Il est clair que les idées féministes libérales visant à faire entrer davantage de femmes dans les parlements et les conseils d’administration sont une impasse totale. Des femmes dirigeantes comme Theresa May en Grande-Bretagne, Angela Merkel en Allemagne et Christine Lagarde à la tête du FMI ont toutes soutenu les politiques d’austérité brutale qui portent atteinte à la vie, aux opportunités et aux droits des femmes de la classe ouvrière. Nous devons changer le système pour parvenir à une véritable égalité, plutôt que de simplement ajouter plus de femmes aux postes de la classe exploiteuse. La lutte pour obtenir un véritable changement de système nécessite que les membres de la classe ouvrière de tous les sexes s’unissent et se battent pour améliorer nos conditions de vie à tous.

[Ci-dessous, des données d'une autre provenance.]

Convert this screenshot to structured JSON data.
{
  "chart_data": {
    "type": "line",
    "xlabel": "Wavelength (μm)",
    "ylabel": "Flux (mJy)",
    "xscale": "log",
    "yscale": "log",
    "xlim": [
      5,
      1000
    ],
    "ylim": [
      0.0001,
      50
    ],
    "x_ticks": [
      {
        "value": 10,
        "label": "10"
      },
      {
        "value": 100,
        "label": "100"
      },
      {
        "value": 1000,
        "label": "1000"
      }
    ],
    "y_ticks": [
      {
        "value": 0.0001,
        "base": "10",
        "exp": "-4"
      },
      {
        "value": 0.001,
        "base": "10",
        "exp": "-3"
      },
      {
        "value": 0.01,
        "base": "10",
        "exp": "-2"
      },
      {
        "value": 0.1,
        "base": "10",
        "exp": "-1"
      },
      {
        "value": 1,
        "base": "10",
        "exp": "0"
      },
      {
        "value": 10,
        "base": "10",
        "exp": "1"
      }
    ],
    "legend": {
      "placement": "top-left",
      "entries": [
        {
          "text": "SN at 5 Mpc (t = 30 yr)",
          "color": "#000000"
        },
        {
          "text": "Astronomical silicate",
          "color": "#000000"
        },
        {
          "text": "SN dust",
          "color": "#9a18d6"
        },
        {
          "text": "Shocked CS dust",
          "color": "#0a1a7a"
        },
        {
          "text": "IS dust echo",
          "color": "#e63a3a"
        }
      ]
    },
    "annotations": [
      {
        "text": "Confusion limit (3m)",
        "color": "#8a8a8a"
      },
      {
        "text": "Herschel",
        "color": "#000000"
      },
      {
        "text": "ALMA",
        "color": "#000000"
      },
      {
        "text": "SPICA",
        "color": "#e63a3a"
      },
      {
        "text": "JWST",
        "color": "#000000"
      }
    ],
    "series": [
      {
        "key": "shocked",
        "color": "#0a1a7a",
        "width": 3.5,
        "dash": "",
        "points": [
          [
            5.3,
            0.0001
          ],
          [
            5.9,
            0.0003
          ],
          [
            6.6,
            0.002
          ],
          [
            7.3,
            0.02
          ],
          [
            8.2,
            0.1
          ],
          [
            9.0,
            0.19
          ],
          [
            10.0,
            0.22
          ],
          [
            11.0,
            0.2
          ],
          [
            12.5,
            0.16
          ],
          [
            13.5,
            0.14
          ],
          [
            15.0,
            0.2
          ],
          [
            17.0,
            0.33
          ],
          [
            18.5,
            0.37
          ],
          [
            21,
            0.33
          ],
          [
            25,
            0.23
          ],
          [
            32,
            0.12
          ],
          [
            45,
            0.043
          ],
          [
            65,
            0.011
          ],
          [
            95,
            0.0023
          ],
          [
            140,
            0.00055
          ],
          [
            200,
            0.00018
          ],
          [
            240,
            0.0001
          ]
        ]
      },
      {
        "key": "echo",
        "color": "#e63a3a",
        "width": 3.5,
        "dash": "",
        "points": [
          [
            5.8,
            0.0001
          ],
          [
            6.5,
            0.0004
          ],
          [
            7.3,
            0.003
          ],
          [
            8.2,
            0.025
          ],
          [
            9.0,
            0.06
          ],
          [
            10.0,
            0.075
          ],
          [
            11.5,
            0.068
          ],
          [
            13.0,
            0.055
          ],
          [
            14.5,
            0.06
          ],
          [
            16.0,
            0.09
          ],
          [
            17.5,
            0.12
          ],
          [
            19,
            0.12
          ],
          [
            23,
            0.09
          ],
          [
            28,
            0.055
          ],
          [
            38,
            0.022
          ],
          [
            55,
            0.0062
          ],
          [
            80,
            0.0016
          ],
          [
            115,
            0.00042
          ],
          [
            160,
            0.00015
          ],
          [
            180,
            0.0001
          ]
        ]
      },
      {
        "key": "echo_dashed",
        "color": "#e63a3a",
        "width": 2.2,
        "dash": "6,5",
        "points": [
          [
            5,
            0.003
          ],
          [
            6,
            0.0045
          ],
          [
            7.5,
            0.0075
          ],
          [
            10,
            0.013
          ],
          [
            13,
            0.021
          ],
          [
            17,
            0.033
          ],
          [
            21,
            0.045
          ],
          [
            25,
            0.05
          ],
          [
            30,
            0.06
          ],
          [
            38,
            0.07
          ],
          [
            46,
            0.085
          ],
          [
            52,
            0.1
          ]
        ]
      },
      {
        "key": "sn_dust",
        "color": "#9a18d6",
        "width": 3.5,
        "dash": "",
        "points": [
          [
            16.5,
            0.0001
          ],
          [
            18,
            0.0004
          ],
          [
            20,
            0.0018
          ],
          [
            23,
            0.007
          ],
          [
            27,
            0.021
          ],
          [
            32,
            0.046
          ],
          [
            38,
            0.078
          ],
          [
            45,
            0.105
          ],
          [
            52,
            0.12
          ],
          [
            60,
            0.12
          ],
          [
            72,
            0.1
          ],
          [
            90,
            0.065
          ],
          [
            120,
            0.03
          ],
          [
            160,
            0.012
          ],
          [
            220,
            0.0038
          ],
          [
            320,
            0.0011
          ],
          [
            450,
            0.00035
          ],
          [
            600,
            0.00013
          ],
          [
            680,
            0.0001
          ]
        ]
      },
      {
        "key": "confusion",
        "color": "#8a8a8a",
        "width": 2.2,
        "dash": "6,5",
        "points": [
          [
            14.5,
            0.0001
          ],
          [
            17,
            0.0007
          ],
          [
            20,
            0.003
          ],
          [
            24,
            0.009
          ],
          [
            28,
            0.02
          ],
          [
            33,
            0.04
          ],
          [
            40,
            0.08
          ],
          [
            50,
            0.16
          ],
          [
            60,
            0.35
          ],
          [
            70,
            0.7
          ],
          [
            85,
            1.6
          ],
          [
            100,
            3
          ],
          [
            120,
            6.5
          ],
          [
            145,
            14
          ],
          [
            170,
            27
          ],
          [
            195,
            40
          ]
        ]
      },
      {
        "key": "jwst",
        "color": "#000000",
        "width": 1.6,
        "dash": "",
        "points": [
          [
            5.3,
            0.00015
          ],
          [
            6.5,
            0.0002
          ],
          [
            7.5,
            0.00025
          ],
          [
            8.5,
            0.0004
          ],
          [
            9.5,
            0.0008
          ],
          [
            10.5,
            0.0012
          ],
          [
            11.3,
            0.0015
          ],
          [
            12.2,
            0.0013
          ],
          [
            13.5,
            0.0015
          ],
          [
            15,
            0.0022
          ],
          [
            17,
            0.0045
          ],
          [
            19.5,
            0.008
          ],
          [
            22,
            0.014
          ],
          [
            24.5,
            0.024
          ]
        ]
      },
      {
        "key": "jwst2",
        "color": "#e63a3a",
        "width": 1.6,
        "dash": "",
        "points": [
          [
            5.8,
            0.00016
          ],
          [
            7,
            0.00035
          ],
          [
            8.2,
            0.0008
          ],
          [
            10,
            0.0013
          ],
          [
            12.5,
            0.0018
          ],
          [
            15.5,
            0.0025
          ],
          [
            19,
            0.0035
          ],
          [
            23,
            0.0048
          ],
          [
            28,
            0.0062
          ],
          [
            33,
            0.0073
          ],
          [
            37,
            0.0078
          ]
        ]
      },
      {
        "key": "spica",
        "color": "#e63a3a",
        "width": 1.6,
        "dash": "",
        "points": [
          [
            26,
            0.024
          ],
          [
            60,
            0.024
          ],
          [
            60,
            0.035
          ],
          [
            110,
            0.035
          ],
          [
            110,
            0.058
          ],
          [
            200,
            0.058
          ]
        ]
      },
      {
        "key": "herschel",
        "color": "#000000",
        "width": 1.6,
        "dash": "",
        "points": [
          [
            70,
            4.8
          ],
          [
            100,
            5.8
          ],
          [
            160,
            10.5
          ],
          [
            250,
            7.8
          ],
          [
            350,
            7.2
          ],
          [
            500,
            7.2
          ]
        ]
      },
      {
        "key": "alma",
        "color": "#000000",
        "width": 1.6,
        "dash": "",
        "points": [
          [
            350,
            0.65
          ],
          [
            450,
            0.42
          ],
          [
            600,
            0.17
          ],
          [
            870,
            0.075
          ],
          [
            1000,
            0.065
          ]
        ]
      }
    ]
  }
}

ROSA a pour ambition de travailler avec les femmes combatives, les activistes LGBTQ+ et le mouvement ouvrier en promouvant un féminisme socialiste et antiraciste. Toute forme de sexisme ou de préjugé divise notre classe, affaiblit la lutte et doit être combattue avec détermination. Le féminisme socialiste se veut inclusif à l’égard des travailleurs de tous les sexes – les luttes et les discussions permettront de sensibiliser les gens.

En cas de grève, nous devons nous assurer de frapper le système là où cela a le plus d’impact – en arrêtant la production, et donc les profits des capitalistes. Ce sont les grandes entreprises qui ont le véritable pouvoir sur la société, et c’est ce pouvoir que nous devons contester.

La classe des travailleurs a une position unique et puissante, parce qu’elle est au centre de la production. Stopper notre travail par la grève et d’autres formes de lutte peut exercer ce pouvoir, et paralyser des pays entiers… Par ‘classe des travailleurs’, nous entendons tous ceux et celles qui doivent s’appuyer sur la vente de leur force de travail (dans l’économie formelle comme dans le secteur informel) comme seule source de revenus- ainsi que leur famille.

Les grèves qui bloquent l’économie ne suffisent pas. Là où des mouvements de masse et des grèves ont lieu, nous devons procéder à la création de comités où les gens s’impliquent dans la prise de décisions sur la manière de diriger non seulement le mouvement lui-même, mais la société dans son ensemble, en vue de défier le pouvoir politique de l’État.

La tradition de la Journée internationale des Femmes du 8 mars inclue la révolution russe, qui a commencé ce jour-là lorsque les travailleuses du textile se sont mises en grève. Cela a ensuite conduit à une révolution où la classe ouvrière a pris le pouvoir en octobre 1917.

Aujourd’hui, l’internationalisme et les luttes des femmes se répandent dans le monde entier. Le féminisme socialiste international va se développer et s’unir aux luttes ouvrières, antiracistes et climatiques. Avec les travailleurs et travailleuses au premier plan, un tel mouvement deviendrait une force que l’on ne pourrait arrêter.

-Protestons dans le monde entier à l’occasion de la Journée internationale des Femmes, le 8 mars. Pour une lutte de masse et des grèves dans les écoles et sur les lieux de travail partout où c’est possible.

-Pour des syndicats démocratiques et combatifs qui luttent pour les droits des femmes chaque jour de l’année.

-Construisons des comités féministes socialistes dans les écoles, les lieux de travail et les quartiers, partout où les problèmes et les luttes se manifestent.

-Organisons-nous contre les extrémistes de droite, les nervis réactionnaires, le fondamentalisme religieux et la violence de l’État.

-Travaillons à la formation de nouveaux partis politiques comme outil d’unification de la classe ouvrière et de tous les peuples opprimés, en luttant pour un programme socialiste et en visant le renversement du capitalisme.